When I was of marriageable age, the same rules applied: Stacy was going to marry a boy just as frum as she was and it was to be celebrated in the same way as every other frum girl her age. I went out dozens of times from the Neustadt’s house. They grilled the poor guys until they were ready to run out of the house with or without me. When my husband and I got engaged, the wedding was orchestrated by the Rabbi and Rebbetzin. The Rebbetzin and I spent many hours running feverishly around Brooklyn preparing.

On the big day, the Neustadts arrived early and made sure the event started on time (they are Yekkies). The Rebbetzin broke the plate with my mother and walked me down to the chuppah where Rabbi Neustadt was waiting for us, eager to read the kesubah. He did so beautifully, in a strong voice with his unforgettable Israeli accent.

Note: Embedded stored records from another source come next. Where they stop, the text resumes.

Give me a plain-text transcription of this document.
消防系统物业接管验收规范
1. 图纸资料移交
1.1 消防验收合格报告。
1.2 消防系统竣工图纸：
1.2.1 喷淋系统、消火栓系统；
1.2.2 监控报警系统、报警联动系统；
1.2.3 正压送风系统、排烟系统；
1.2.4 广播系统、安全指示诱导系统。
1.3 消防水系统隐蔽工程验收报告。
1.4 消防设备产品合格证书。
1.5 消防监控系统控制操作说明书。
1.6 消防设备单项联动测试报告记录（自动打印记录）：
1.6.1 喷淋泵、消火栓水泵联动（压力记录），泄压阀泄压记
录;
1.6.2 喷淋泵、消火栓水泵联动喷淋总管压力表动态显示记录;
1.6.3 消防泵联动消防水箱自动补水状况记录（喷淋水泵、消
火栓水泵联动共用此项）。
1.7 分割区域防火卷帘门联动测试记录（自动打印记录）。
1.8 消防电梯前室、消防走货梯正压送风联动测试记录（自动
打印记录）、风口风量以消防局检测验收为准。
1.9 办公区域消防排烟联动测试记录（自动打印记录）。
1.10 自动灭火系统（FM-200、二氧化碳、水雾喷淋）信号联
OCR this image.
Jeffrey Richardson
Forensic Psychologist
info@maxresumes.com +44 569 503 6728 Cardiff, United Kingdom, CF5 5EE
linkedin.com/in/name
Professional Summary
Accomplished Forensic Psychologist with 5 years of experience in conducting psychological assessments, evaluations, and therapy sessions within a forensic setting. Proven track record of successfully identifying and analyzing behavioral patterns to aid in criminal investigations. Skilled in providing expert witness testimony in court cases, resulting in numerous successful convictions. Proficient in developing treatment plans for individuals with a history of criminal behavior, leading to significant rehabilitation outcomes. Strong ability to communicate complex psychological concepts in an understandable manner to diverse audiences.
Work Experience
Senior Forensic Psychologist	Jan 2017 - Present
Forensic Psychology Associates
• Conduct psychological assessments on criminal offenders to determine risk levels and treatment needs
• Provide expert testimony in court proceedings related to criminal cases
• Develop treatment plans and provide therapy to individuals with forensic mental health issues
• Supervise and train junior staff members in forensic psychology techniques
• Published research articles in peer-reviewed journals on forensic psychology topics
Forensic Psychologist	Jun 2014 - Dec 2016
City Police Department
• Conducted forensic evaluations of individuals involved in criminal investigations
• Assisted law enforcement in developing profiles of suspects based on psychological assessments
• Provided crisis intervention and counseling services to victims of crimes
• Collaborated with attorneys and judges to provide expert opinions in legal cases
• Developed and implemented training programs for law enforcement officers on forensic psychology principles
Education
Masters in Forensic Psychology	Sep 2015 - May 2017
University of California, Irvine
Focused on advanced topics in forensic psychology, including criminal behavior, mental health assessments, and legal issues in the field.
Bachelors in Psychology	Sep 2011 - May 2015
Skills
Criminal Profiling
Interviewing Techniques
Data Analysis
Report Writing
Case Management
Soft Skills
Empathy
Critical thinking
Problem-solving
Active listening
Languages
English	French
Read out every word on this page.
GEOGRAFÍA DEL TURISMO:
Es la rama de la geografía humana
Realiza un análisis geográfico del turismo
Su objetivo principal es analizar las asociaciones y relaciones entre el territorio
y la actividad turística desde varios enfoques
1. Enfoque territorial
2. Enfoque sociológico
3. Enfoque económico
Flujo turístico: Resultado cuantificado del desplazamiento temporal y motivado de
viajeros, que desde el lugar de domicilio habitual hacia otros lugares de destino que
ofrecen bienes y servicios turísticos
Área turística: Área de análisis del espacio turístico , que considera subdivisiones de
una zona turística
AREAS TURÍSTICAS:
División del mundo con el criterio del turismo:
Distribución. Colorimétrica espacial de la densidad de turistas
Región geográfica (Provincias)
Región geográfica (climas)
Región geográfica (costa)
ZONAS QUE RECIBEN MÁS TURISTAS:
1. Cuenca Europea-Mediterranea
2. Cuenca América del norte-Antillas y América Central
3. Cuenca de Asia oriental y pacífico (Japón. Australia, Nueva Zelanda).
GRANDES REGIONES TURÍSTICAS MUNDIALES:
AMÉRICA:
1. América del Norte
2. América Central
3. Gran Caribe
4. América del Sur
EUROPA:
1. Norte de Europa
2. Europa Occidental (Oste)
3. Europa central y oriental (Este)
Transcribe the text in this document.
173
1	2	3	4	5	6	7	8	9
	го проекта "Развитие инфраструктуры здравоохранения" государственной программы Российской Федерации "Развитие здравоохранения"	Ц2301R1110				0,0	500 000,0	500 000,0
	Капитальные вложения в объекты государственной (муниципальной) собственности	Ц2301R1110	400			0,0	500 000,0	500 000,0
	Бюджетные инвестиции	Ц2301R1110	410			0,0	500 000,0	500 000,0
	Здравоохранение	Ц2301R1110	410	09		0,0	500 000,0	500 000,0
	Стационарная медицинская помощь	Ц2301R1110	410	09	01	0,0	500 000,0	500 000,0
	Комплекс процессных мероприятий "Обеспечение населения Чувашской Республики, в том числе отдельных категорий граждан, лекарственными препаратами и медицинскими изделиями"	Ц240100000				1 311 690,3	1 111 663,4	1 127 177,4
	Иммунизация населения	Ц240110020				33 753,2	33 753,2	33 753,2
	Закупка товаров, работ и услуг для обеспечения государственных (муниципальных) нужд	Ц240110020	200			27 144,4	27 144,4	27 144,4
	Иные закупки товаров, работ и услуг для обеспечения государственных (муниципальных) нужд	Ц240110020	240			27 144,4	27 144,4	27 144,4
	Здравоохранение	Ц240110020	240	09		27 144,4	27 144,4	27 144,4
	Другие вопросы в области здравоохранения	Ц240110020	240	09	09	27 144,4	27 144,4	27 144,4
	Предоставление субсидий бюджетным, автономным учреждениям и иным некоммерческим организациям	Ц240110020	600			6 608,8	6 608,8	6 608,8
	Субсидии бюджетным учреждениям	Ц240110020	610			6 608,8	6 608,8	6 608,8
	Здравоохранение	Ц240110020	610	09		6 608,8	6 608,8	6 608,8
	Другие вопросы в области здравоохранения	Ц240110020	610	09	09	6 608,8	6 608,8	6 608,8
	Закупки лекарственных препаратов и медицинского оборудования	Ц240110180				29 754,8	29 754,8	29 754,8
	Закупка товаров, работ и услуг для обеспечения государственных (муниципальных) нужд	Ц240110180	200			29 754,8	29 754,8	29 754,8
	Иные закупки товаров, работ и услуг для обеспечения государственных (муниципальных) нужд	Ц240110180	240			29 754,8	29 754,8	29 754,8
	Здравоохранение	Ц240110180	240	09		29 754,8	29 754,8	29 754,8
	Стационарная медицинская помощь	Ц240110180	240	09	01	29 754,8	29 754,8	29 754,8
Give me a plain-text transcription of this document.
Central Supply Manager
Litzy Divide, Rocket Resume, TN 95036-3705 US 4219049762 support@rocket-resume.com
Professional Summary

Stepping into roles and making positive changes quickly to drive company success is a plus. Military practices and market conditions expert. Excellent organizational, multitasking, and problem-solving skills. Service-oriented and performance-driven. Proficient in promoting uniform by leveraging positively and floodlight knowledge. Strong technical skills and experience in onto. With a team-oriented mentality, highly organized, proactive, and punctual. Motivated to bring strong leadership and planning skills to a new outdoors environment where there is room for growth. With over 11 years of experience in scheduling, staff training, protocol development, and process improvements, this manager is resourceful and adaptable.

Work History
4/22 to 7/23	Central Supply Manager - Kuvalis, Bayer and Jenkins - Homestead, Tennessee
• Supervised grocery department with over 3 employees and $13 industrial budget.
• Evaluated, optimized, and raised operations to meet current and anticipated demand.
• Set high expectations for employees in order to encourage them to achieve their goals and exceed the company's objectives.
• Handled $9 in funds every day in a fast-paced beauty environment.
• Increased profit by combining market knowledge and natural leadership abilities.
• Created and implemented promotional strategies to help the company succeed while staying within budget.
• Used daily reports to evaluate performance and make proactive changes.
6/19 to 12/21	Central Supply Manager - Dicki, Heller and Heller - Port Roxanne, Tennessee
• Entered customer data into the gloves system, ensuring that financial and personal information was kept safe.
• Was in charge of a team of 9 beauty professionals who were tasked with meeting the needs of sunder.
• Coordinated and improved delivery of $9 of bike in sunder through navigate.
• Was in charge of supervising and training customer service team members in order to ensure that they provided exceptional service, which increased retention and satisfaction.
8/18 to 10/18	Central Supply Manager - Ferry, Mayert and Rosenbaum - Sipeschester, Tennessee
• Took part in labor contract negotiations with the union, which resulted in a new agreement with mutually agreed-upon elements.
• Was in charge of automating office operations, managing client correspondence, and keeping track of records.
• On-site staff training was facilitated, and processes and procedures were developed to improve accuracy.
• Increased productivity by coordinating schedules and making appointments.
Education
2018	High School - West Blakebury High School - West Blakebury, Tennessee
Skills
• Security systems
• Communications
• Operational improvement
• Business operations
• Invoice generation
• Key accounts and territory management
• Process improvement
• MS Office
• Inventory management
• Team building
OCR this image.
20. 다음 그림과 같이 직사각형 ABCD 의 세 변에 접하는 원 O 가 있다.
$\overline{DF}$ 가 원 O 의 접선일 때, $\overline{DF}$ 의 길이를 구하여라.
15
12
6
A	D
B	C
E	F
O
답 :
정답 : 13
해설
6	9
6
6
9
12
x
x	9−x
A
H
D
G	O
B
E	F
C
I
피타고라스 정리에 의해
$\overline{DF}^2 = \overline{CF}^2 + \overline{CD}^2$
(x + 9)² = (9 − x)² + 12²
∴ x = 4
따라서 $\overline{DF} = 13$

At that moment, I never thought that one day all I would have is a picture hanging on the wall or have to explain to my children that this special tzaddik was in Shamayim.

It’s fourteen years later and I’ve cracked and stumbled and often felt lost. But I also had three beautiful children and celebrated every Shabbos and Yom Tov with as much simcha as I could. Life is complicated and often it’s hard to see right from wrong. When a Bais Yaakov told me to send my beautiful daughter to public school because of a minor IEP issue, I wondered whether or not I should light the Shabbos candles that week. If the Rabbi and Rebbetzin had heard about this episode they would have fallen off their chairs. They who only saw children as neshamas and would be appalled to know how many Jewish children are in public schools because of the severe gaps in our yeshivas. They would be shocked to know that in place of love there is judgement and in place of brotherhood there is stellar education. And had my last name been Neustadt and I was the sister-in-law of the Bais Yaakov preschool director, I highly doubt that my daughter would be told to go to public school. But what the school fails to understand is that my daughter is indeed Rabbi Neustadt’s granddaughter. I walked the path and it wasn’t easy. I fought tooth and nail to stand where many were simply placed.

Upon Rabbi Neustadt’s petirah, my resolve to continue his legacy strengthened. His work will not be forgotten and through pain or joy I will light my Shabbos candles. He loved Hashem so much that he adopted His children. And as his child, I will make him proud. May his memory be a blessing.